The relevant domestic law and practice have been summarised in a number of judgments of the Court in several similar cases against Bulgaria (see, among others, the Nikolova v. Bulgaria [GC], no. 31195/96, §§ 25-36, ECHR 1999-II; Ilijkov v. Bulgaria, no. 33977/96, §§ 55-62, 26 July 2001; and Yankov v. Bulgaria, no. 39084/97, §§ 79-88, ECHR 2003-XII (extracts)).

(b)  Since 1 January 2000

As of that date the legal regime of detention under the CCP was amended with the aim to ensure compliance with the Convention (TR 1-02 Supreme Court of Cassation).

The relevant part of the amended Section 152 provides:

(1)  Detention pending trial shall be ordered [in cases concerning] offences punishable by imprisonment ... , where the material in the case discloses a real danger that the accused person may abscond or commit an offence.

(2)  In the following circumstances it shall be considered that [such] a danger exists, unless established otherwise on the basis of the evidence in the case:

1.  in cases of special recidivism or repetition;

2.  where the charges concern a serious offence and the accused person has a previous conviction for a serious offence and a non-suspended sentence of not less than one year imprisonment;

3.  where the charges concern an offence punishable by not less than ten years’ imprisonment or a heavier punishment.

(3)  Detention shall be replaced by a more lenient measure of control where there is no longer a danger that the accused person may abscond or commit an offence.”

It appears that divergent interpretations of the above provisions were observed in the initial period of their application, upon their entry into force on 1 January 2000.
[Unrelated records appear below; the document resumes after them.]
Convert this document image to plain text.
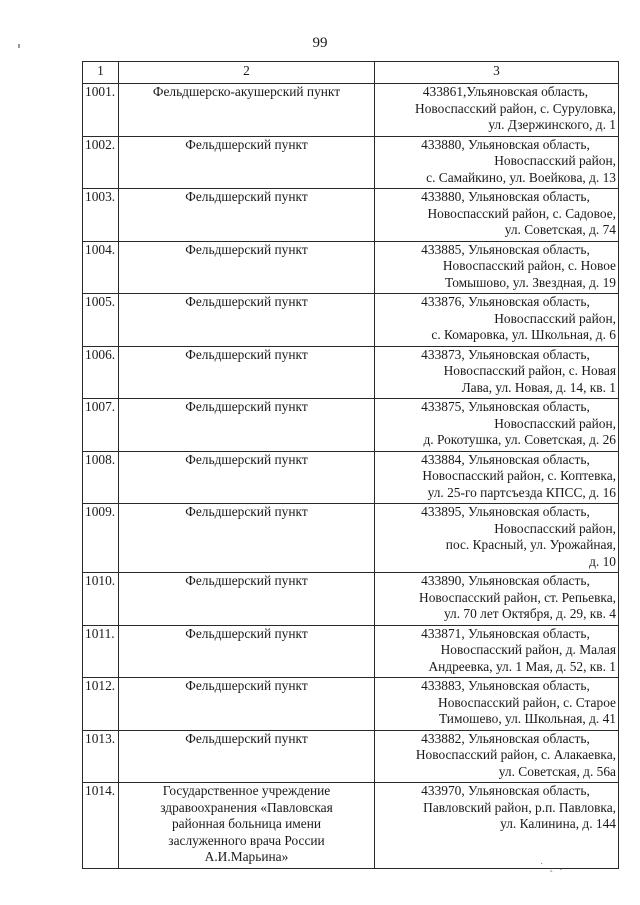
99
1	2	3
1001.	Фельдшерско-акушерский пункт	433861,Ульяновская область,
Новоспасский район, с. Суруловка,
ул. Дзержинского, д. 1

1002.	Фельдшерский пункт	433880, Ульяновская область,
Новоспасский район,
с. Самайкино, ул. Воейкова, д. 13

1003.	Фельдшерский пункт	433880, Ульяновская область,
Новоспасский район, с. Садовое,
ул. Советская, д. 74

1004.	Фельдшерский пункт	433885, Ульяновская область,
Новоспасский район, с. Новое
Томышово, ул. Звездная, д. 19

1005.	Фельдшерский пункт	433876, Ульяновская область,
Новоспасский район,
с. Комаровка, ул. Школьная, д. 6

1006.	Фельдшерский пункт	433873, Ульяновская область,
Новоспасский район, с. Новая
Лава, ул. Новая, д. 14, кв. 1

1007.	Фельдшерский пункт	433875, Ульяновская область,
Новоспасский район,
д. Рокотушка, ул. Советская, д. 26

1008.	Фельдшерский пункт	433884, Ульяновская область,
Новоспасский район, с. Коптевка,
ул. 25-го партсъезда КПСС, д. 16

1009.	Фельдшерский пункт	433895, Ульяновская область,
Новоспасский район,
пос. Красный, ул. Урожайная,
д. 10

1010.	Фельдшерский пункт	433890, Ульяновская область,
Новоспасский район, ст. Репьевка,
ул. 70 лет Октября, д. 29, кв. 4

1011.	Фельдшерский пункт	433871, Ульяновская область,
Новоспасский район, д. Малая
Андреевка, ул. 1 Мая, д. 52, кв. 1

1012.	Фельдшерский пункт	433883, Ульяновская область,
Новоспасский район, с. Старое
Тимошево, ул. Школьная, д. 41

1013.	Фельдшерский пункт	433882, Ульяновская область,
Новоспасский район, с. Алакаевка,
ул. Советская, д. 56а

1014.	Государственное учреждение
здравоохранения «Павловская
районная больница имени
заслуженного врача России
А.И.Марьина»	433970, Ульяновская область,
Павловский район, р.п. Павловка,
ул. Калинина, д. 144
˙ ˛ .
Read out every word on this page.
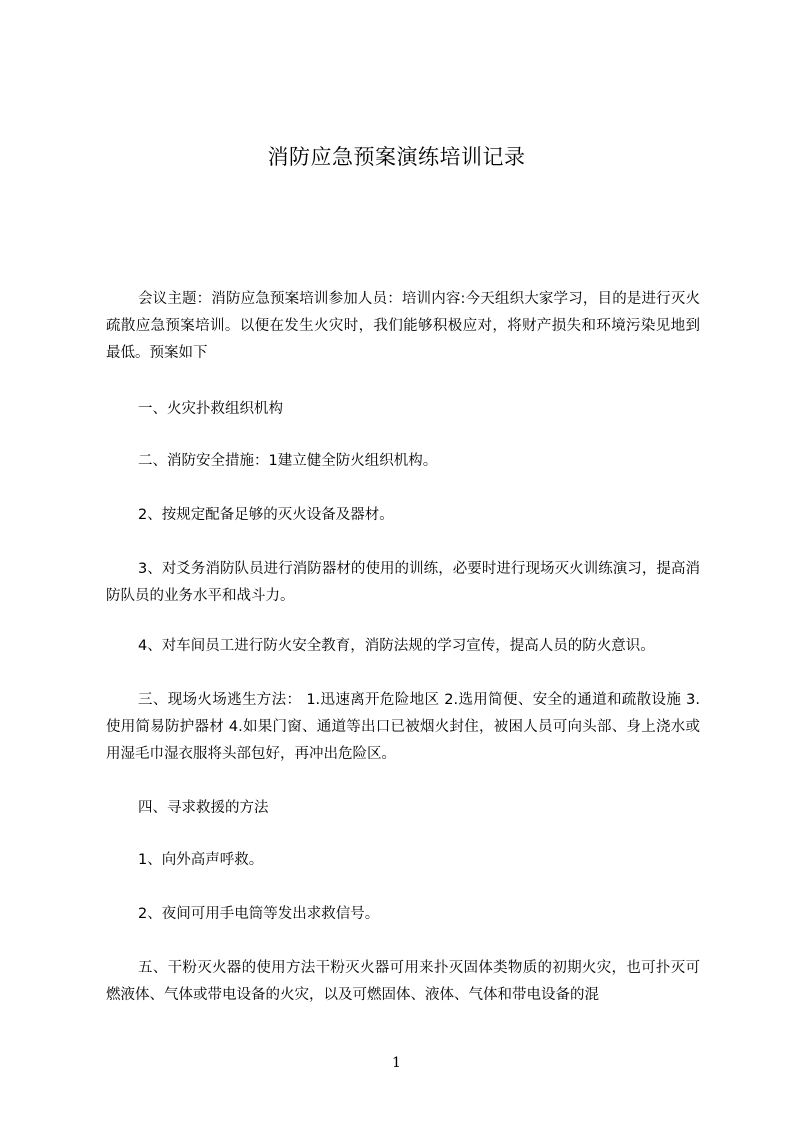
消防应急预案演练培训记录

会议主题：消防应急预案培训参加人员：培训内容:今天组织大家学习，目的是进行灭火疏散应急预案培训。以便在发生火灾时，我们能够积极应对，将财产损失和环境污染见地到最低。预案如下

一、火灾扑救组织机构

二、消防安全措施：1建立健全防火组织机构。

2、按规定配备足够的灭火设备及器材。

3、对爻务消防队员进行消防器材的使用的训练，必要时进行现场灭火训练演习，提高消防队员的业务水平和战斗力。

4、对车间员工进行防火安全教育，消防法规的学习宣传，提高人员的防火意识。

三、现场火场逃生方法： 1.迅速离开危险地区 2.选用简便、安全的通道和疏散设施 3.使用简易防护器材 4.如果门窗、通道等出口已被烟火封住，被困人员可向头部、身上浇水或用湿毛巾湿衣服将头部包好，再冲出危险区。

四、寻求救援的方法

1、向外高声呼救。

2、夜间可用手电筒等发出求救信号。

五、干粉灭火器的使用方法干粉灭火器可用来扑灭固体类物质的初期火灾，也可扑灭可燃液体、气体或带电设备的火灾，以及可燃固体、液体、气体和带电设备的混

1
In June 2002 the Supreme Court of Cassation clarified that the amended Section 152 excluded any possibility of a mandatory detention. In all cases the existence of a reasonable suspicion against the accused and of a real danger of him absconding or committing an offence had to be established by the authorities. The presumption under paragraph 2 of Section 152 was only a starting point of analysis and did not shift the burden of proof to the accused (TR 1-02 Supreme Court of Cassation).

3.  Statutory maximum period of detention

Statutory maximum periods of pre-trial detention, whose duration depend on the gravity of the charges, were introduced with effect from 12 August 1997 (paragraph 3 of Section 152 as in force between 12 August 1997 and 1 January 2000 and paragraph 4 of the same Section since 1 January 2000).

They only concern remand in custody pending the investigation. Detention at the trial stage is not limited by a statutory maximum period.

In June 2002 the Supreme Court of Cassation, clarifying that the statutory maximum periods of detention aimed at protecting the accused person’s rights and exerting pressure on the investigation authorities for a “disciplined approach” on their part, stated that where a case was referred by the trial court back for further investigation, the relevant statutory time-limit was not renewed but resumed, the period during which the case was pending before the courts not being counted (TR 1-02 Supreme Court of Cassation).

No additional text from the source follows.